La pelea había acabado. Las tropas españolas, victoriosas una vez más, habían abatido la bandera de la insurrección que ondeaba en las trincheras de San Nicolás, quedando dueñas del campo de batalla.

La insurrección estaba vencida, sin esperanza de remedio, en la riberas del Zapote.

Hang-Tu y Romero, viendo que todo estaba perdido y que nada podían hacer, se habían retirado hacia la salida del valle para repasar el río antes de que la brigada del audaz y valeroso general Lachambre les cortase la retirada.

Sus partidas se habían casi evaporado. Sólo seis mestizos, tres tagalos y un chino y la valerosa Than-Kiu seguían con ellos.

Se alejaron al galope por el valle, despedidos por las descargas de las tropas victoriosas, que les mataron un mestizo y un tagalo, y se dirigieron apresuradamente hacia el río, esperando encontrar algunos grupos de fugitivos; pero no tropezaron con uno solo de ellos.

Los defensores de San Nicolás, en vez de cruzar el Zapote para dirigirse a Cavite, único lugar en que se sostenía la insurrección con éxito, se habían diseminado por las selvas y las montañas. Pensar en reunirlos y reorganizarlos hubiera sido un sueño. Se hubieran necesitado unas cuantas semanas, durante las cuales las tropas españolas los habrían destruido.

—Nada podemos hacer aquí —dijo Romero a Hang-Tu—. El Zapote y Pamplona están definitivamente perdidos.

—¡Lo temo! —respondió el chino suspirando—. ¡Hang-Tu lee a veces el porvenir!

—¿Y lo ha visto oscuro?

—Sí, Romero.

—La insurrección no está vencida, Hang. Todavía están Cavite, Bulacán, Bacoor, Malabón, Rosario, Noveleta y Santa Cruz en manos de los patriotas, y seguirán resistiéndose.

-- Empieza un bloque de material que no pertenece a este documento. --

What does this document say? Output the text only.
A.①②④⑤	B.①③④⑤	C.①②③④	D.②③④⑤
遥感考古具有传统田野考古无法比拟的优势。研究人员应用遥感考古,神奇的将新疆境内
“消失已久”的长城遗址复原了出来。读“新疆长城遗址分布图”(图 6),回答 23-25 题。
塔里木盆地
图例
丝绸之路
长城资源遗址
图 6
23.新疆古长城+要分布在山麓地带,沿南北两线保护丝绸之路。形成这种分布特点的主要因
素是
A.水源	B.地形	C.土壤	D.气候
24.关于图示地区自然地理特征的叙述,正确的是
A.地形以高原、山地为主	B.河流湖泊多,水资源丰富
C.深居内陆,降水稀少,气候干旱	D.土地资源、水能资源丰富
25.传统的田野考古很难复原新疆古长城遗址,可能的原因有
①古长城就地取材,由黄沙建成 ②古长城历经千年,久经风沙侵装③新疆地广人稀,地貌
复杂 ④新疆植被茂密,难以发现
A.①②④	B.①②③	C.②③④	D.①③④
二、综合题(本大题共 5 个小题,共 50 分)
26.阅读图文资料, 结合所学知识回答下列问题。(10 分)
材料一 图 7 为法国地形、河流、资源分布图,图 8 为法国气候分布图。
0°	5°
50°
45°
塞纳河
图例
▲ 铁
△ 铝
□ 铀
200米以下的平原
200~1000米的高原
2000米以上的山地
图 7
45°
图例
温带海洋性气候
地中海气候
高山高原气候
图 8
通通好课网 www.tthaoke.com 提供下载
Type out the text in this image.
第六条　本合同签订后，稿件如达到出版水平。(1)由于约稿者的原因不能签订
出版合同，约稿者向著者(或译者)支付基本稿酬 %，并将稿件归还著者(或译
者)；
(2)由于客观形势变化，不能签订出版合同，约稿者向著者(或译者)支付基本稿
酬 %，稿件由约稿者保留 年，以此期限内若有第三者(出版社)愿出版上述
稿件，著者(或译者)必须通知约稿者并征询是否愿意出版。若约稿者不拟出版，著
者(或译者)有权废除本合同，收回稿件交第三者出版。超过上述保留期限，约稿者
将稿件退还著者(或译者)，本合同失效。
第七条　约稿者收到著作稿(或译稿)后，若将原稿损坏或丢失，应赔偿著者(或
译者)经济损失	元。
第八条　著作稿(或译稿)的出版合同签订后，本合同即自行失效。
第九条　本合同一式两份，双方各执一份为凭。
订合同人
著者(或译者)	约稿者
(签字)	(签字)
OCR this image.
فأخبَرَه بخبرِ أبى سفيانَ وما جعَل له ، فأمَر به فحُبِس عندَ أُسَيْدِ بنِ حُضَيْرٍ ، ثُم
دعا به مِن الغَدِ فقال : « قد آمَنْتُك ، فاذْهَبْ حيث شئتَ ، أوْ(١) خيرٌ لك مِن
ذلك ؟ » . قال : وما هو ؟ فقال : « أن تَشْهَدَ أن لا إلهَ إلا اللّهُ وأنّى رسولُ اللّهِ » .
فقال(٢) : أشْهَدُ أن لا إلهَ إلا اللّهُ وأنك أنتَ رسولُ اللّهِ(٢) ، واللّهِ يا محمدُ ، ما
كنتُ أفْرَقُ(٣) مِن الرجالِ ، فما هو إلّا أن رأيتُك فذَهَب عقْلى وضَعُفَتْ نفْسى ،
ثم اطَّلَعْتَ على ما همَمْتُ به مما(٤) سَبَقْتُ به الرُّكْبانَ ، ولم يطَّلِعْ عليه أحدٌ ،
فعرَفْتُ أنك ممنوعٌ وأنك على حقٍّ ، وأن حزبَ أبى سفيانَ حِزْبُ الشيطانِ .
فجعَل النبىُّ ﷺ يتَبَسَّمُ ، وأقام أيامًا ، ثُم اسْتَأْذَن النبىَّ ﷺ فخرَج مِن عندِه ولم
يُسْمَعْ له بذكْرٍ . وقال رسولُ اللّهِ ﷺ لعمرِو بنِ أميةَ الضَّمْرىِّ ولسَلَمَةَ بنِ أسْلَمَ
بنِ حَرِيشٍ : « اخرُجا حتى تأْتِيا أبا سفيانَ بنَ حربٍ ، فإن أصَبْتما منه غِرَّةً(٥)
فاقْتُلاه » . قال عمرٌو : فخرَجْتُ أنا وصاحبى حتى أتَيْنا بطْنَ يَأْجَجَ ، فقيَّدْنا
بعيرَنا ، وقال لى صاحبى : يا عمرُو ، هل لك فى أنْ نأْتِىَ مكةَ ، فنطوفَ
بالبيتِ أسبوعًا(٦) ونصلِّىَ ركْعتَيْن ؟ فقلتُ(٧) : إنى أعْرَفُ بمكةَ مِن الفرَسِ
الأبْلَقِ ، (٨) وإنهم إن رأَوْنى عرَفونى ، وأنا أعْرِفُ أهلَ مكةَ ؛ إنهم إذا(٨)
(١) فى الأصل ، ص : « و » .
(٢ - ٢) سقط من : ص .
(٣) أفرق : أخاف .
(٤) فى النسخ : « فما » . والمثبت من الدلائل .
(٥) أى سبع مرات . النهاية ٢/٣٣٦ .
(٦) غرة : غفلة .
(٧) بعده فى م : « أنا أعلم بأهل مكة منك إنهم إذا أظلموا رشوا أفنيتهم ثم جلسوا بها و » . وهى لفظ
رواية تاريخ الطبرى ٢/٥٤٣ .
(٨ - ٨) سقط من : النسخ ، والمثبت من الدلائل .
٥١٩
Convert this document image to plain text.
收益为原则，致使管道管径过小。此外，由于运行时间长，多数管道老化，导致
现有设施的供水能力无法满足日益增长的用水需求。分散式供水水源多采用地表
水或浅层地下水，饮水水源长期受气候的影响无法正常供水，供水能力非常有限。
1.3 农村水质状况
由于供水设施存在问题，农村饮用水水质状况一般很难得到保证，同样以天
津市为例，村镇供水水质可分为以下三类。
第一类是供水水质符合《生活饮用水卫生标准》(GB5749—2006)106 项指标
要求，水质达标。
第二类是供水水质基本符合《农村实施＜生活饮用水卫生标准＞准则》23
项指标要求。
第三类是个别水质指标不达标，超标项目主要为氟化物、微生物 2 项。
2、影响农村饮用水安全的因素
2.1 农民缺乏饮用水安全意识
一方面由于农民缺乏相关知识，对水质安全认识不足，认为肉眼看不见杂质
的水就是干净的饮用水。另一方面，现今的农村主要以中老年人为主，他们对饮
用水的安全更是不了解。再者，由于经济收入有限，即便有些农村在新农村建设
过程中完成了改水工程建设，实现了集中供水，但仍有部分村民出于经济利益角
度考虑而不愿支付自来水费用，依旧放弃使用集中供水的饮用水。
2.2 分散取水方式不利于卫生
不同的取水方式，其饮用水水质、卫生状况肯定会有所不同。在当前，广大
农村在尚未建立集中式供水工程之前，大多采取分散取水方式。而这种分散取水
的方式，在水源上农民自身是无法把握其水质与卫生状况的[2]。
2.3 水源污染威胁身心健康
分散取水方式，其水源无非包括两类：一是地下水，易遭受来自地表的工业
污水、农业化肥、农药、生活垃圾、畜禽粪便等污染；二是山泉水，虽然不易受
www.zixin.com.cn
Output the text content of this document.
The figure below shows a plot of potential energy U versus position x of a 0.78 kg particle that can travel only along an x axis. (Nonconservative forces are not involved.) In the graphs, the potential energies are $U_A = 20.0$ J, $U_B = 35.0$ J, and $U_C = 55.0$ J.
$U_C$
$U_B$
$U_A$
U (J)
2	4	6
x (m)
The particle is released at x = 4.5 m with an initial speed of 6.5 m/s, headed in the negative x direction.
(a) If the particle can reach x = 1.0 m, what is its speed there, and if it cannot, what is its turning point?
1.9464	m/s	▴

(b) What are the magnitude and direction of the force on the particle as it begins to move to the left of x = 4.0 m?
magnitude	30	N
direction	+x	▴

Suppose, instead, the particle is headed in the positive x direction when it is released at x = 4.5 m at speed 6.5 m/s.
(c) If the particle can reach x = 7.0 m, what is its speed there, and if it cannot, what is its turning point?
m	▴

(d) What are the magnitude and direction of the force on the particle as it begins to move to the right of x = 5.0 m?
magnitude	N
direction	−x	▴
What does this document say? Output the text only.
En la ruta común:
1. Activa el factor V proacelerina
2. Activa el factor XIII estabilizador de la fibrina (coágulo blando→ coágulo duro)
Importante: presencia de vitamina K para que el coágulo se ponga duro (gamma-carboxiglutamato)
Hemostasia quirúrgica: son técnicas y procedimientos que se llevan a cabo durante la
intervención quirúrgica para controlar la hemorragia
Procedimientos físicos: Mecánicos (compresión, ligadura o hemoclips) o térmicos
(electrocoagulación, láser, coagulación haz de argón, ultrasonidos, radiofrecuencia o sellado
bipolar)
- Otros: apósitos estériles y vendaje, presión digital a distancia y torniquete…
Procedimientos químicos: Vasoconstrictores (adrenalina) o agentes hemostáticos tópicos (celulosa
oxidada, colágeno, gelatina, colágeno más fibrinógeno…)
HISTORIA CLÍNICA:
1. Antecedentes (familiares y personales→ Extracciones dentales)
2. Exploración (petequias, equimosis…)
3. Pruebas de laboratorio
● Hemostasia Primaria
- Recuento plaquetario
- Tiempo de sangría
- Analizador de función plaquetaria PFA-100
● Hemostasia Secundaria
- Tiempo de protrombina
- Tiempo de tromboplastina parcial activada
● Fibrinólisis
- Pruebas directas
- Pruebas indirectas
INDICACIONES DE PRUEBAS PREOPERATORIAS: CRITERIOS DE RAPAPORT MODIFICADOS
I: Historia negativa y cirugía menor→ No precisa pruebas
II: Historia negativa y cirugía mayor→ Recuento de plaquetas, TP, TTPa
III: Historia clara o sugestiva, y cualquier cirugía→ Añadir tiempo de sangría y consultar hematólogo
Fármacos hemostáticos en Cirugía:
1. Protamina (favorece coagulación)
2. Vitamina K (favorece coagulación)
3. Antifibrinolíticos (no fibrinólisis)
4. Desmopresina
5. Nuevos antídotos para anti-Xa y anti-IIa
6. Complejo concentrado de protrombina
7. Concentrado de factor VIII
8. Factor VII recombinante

—Pero las tropas de la vieja España son valerosas y aguerridas, Romero. Al principio de la insurrección tenía yo mucha confianza en nuestras partidas; pero ya ves cómo se baten. Hemos tenido pocas victorias y muchas derrotas. ¡Ea! ¡Echémonos al agua, no sea que los españoles nos caigan por la espalda! Nada tenemos que temer al lado de allá del río ahora que está en San Nicolás la segunda brigada.

Entraron con los caballos en el río, y habiendo encontrado un vado, pasaron a la otra orilla sin obstáculo alguno.

Hang-Tu, para interponer considerable distancia entre las tropas españolas y su minúscula banda, a fin de evitar ser sorprendido, prosiguió la marcha internándose en las montañas que formaban la cuenca del río, aun a riesgo de cansar a su gente. Quería llegar a algún lugar desierto, para que Romero pudiera descansar algunos días antes de emprender la larga y peligrosa marcha hacia Cavite.

Habiendo llegado hacia mediodía a un sitio a propósito para acampar, dio orden de hacer alto.